Here’s Some Good News for Uber’s Operations in Italy and Taiwan

April 17, 2017, 2:49 PM UTC
Uber Shows Taxis Never Same As Smartphones Roil U.S. Industry
The Uber Technologies Inc. application and logo are displayed on an Apple Inc. iPhone 5s and iPad Air in this arranged photograph in Washington, D.C., U.S., on Wednesday, March 5, 2014. Uber, a startup that lets drivers pick up passengers with their personal cars and that was valued at $3.5 billion in a funding round last year, has raised $307 million from a group of backers that include Google Ventures, Google Inc.'s investment arm, and Jeff Bezos, the founder of Amazon. Photographer: Andrew Harrer/Bloomberg via Getty Images
Bloomberg Bloomberg via Getty Images

Uber’s international legal drama continues to unfold.

Last week, a court in Italy ruled to officially ban the ride-sharing service, saying the app cannot be used in the country and that Uber cannot advertise its services there. The block came after a lawsuit by Italian taxi groups, which claimed that Uber created unfair competition.

On Friday, however, an appellate court in Rome ruled to give Uber a little bit more time. A judge suspended the lower court’s ruling to ban the company from operating in Italy completely, allowing Uber to continue providing services until the appeals process is over. In a statement to Fortune, an Uber representative said the company will “continue fighting this judgement in the hope that Italians will be able to enjoy the benefits of modern technology that provides reliable transportation at the push of a button.”
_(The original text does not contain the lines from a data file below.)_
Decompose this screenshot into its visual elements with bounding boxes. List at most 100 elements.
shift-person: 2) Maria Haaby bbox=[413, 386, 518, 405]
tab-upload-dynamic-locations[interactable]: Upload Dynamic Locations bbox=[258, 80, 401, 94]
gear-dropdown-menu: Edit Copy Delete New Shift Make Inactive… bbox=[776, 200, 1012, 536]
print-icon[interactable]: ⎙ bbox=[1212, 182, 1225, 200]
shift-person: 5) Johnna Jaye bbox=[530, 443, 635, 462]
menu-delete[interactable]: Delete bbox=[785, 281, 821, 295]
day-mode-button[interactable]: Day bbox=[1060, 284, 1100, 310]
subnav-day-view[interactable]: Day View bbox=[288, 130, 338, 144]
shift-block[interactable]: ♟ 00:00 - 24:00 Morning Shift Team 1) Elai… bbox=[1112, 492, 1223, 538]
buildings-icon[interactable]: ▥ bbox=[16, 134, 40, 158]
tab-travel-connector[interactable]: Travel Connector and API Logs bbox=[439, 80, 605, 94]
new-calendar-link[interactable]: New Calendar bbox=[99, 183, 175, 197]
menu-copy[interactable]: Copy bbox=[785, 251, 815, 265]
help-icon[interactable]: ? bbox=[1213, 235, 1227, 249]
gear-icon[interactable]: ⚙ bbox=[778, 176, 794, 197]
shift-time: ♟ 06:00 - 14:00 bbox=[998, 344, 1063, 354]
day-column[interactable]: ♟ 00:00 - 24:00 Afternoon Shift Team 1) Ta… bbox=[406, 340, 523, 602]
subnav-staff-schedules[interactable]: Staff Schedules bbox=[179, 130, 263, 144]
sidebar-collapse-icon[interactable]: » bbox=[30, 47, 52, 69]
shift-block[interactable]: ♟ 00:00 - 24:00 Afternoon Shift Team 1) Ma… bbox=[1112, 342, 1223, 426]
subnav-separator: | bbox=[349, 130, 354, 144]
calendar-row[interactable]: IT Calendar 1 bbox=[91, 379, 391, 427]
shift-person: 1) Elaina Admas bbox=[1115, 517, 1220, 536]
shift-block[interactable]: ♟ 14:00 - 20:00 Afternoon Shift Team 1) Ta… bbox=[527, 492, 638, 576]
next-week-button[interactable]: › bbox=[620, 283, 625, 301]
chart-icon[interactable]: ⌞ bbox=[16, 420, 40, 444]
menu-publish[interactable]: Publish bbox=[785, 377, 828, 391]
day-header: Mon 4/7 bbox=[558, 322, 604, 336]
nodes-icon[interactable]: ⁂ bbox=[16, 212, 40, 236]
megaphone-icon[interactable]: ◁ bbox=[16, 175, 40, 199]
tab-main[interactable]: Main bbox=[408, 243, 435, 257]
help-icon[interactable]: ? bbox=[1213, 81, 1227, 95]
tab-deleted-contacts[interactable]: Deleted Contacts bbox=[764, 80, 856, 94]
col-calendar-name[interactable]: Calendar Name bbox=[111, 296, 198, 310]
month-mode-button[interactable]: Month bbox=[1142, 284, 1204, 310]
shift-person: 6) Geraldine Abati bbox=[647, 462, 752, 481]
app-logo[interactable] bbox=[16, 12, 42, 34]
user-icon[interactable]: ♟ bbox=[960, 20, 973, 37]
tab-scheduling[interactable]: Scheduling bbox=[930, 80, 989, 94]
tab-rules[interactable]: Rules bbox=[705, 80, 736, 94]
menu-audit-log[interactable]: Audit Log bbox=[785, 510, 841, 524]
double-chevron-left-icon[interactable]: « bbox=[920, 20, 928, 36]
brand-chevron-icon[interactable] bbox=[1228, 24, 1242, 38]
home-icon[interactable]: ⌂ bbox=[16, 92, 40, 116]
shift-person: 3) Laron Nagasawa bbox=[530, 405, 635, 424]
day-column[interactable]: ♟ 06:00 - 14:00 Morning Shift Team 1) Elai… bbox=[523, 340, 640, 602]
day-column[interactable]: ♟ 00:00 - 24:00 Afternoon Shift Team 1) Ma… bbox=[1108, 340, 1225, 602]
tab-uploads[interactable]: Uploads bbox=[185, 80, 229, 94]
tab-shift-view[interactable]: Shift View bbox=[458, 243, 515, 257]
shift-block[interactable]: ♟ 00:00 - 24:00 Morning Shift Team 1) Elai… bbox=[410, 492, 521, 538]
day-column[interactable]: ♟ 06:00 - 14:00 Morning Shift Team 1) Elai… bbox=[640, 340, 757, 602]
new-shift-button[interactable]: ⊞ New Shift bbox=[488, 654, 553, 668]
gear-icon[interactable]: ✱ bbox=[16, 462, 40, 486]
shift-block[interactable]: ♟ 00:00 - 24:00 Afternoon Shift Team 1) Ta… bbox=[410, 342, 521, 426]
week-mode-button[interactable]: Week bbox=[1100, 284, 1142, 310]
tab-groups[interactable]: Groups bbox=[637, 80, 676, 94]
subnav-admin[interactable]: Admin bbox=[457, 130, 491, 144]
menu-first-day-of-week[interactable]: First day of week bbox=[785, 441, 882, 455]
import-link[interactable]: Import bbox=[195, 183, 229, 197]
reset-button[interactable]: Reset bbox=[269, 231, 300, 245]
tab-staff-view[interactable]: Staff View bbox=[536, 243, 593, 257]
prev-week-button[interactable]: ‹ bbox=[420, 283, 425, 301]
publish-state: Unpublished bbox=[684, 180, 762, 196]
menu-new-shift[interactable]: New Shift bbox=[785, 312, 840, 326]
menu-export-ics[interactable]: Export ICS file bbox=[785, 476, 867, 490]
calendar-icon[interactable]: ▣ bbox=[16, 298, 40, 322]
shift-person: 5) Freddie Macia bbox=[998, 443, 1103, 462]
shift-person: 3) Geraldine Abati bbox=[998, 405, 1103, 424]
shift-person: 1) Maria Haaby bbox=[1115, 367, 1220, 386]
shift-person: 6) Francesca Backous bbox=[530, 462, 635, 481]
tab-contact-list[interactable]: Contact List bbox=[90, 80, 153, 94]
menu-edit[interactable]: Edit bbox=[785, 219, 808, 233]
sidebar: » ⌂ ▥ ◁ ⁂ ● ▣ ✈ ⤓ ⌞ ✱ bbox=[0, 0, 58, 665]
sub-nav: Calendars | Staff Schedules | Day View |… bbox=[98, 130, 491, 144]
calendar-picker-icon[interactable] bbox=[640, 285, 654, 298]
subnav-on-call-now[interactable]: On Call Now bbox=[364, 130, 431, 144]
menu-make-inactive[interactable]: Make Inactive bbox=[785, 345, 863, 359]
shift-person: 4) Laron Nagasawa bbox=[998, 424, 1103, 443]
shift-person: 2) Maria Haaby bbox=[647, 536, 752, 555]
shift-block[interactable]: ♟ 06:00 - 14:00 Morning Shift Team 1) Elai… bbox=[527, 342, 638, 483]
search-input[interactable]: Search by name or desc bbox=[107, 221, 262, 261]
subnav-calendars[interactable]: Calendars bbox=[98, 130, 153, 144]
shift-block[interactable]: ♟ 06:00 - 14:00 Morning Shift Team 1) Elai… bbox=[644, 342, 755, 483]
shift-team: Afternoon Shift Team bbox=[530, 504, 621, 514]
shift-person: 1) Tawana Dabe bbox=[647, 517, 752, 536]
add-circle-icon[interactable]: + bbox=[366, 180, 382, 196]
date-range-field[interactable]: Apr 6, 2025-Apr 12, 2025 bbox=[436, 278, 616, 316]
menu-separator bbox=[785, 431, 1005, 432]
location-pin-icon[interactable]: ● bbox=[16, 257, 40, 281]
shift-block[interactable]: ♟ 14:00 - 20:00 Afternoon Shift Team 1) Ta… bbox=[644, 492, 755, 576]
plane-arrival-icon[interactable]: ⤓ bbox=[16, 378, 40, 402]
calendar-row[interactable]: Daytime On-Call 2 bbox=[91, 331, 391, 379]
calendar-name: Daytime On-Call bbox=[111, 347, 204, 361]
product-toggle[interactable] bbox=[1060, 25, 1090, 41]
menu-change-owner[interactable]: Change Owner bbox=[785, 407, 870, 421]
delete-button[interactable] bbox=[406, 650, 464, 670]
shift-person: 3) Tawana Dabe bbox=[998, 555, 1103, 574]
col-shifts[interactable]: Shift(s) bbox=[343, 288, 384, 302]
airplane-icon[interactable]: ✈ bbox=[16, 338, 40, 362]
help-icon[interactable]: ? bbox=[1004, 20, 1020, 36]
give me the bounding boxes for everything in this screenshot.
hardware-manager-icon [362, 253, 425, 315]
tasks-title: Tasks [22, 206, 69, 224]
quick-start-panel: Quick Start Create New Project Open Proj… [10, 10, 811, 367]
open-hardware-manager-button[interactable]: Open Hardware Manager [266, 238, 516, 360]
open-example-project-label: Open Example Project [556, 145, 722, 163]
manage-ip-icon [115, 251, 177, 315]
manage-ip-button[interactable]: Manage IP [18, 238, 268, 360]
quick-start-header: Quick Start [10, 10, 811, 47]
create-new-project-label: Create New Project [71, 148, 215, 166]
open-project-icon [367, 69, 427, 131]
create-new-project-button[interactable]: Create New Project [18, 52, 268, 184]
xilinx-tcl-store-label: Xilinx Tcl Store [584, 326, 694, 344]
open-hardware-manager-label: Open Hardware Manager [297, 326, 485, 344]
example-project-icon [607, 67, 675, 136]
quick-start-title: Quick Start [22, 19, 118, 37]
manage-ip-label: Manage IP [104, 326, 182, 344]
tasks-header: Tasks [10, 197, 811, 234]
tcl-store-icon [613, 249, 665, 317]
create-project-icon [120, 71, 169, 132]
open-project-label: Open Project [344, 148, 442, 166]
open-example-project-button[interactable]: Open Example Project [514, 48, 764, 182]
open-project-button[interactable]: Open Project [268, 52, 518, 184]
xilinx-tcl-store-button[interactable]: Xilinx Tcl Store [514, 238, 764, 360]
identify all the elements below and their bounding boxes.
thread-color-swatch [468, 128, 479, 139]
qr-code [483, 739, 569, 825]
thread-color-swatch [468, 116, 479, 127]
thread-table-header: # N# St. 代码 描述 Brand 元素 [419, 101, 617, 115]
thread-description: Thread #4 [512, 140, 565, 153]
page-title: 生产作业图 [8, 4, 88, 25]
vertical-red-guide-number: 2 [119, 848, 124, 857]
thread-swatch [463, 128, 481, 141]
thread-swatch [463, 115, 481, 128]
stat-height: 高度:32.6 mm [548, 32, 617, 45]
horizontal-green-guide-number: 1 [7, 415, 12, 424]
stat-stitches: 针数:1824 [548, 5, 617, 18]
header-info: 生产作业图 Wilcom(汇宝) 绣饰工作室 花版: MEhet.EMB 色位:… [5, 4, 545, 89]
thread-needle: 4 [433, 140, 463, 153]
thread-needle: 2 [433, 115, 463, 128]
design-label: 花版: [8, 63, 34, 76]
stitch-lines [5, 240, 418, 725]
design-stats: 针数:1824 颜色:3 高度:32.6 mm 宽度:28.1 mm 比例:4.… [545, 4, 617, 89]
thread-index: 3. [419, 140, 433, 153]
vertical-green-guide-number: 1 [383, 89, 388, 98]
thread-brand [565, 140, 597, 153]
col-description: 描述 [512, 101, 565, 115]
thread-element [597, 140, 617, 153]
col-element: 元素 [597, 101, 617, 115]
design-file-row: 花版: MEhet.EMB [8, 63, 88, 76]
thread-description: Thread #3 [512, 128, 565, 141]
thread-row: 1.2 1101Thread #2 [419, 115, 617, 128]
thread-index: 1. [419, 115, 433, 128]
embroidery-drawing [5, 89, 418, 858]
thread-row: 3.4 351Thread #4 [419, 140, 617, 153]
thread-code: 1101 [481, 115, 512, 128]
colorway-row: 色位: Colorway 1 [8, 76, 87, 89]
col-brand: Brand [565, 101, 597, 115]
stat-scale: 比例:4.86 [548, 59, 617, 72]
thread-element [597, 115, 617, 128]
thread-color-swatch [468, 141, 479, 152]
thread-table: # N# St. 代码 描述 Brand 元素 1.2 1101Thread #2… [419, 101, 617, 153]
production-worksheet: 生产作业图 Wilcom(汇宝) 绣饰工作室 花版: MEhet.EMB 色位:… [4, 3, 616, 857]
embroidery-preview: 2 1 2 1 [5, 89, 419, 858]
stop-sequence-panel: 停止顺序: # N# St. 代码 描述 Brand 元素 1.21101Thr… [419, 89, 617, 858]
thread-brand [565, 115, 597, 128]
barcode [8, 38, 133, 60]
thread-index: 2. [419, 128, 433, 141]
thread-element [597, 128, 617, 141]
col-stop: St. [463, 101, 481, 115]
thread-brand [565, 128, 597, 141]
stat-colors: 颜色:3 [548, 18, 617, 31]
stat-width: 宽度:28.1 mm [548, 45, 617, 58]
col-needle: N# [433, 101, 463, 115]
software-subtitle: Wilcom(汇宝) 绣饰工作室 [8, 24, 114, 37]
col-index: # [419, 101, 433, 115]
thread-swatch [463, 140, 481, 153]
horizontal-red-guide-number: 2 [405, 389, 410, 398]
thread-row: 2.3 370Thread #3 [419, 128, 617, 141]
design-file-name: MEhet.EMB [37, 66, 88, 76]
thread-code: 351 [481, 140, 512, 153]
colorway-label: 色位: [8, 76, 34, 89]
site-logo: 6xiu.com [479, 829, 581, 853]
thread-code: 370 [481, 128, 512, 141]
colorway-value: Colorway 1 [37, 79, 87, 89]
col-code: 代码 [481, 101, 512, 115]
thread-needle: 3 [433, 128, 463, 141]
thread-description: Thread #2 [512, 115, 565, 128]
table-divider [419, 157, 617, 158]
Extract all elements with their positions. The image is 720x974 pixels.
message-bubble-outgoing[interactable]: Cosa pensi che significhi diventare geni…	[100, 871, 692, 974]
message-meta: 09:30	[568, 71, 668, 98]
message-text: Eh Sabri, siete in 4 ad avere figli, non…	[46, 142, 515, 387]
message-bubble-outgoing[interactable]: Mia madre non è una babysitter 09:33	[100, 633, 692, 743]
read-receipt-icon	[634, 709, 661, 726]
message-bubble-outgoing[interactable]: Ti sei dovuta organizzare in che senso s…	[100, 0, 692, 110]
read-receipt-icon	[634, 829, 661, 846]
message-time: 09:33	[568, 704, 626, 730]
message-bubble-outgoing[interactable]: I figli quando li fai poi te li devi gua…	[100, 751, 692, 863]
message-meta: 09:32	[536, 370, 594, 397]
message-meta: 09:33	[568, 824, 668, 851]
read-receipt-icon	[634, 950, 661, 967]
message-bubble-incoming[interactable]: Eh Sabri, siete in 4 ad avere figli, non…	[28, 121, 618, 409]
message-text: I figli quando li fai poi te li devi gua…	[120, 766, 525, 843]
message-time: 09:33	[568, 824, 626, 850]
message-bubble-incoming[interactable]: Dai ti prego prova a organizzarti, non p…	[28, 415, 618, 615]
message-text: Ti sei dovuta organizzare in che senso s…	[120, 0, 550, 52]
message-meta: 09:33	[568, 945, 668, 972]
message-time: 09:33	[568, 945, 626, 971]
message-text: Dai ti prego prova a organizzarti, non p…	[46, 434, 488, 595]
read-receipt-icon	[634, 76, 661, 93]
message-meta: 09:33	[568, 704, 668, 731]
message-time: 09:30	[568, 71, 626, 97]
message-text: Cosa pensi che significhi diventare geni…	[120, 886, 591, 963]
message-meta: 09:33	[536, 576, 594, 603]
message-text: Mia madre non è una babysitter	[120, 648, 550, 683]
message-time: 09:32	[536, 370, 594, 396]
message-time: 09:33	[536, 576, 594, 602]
Related: Judge Rejects Uber Exec’s Request to Plead the Fifth in Waymo Trade Secrets Theft Case

Meanwhile Uber announced that it is returning to Taiwan following a two-month suspension of the service. The company had to halt operations on Feb. 10 after it was hit with financial penalties for operating as an Internet-based tech platform rather than as a transportation company, which Taiwanese authorities have said was a misrepresentation of its business.

Now, Uber is back in full force on the island. “After constructive talks with transportation authorities, we are now partnering with licensed rental car companies to resume serving riders in Taipei,” the company said in a statement on Thursday.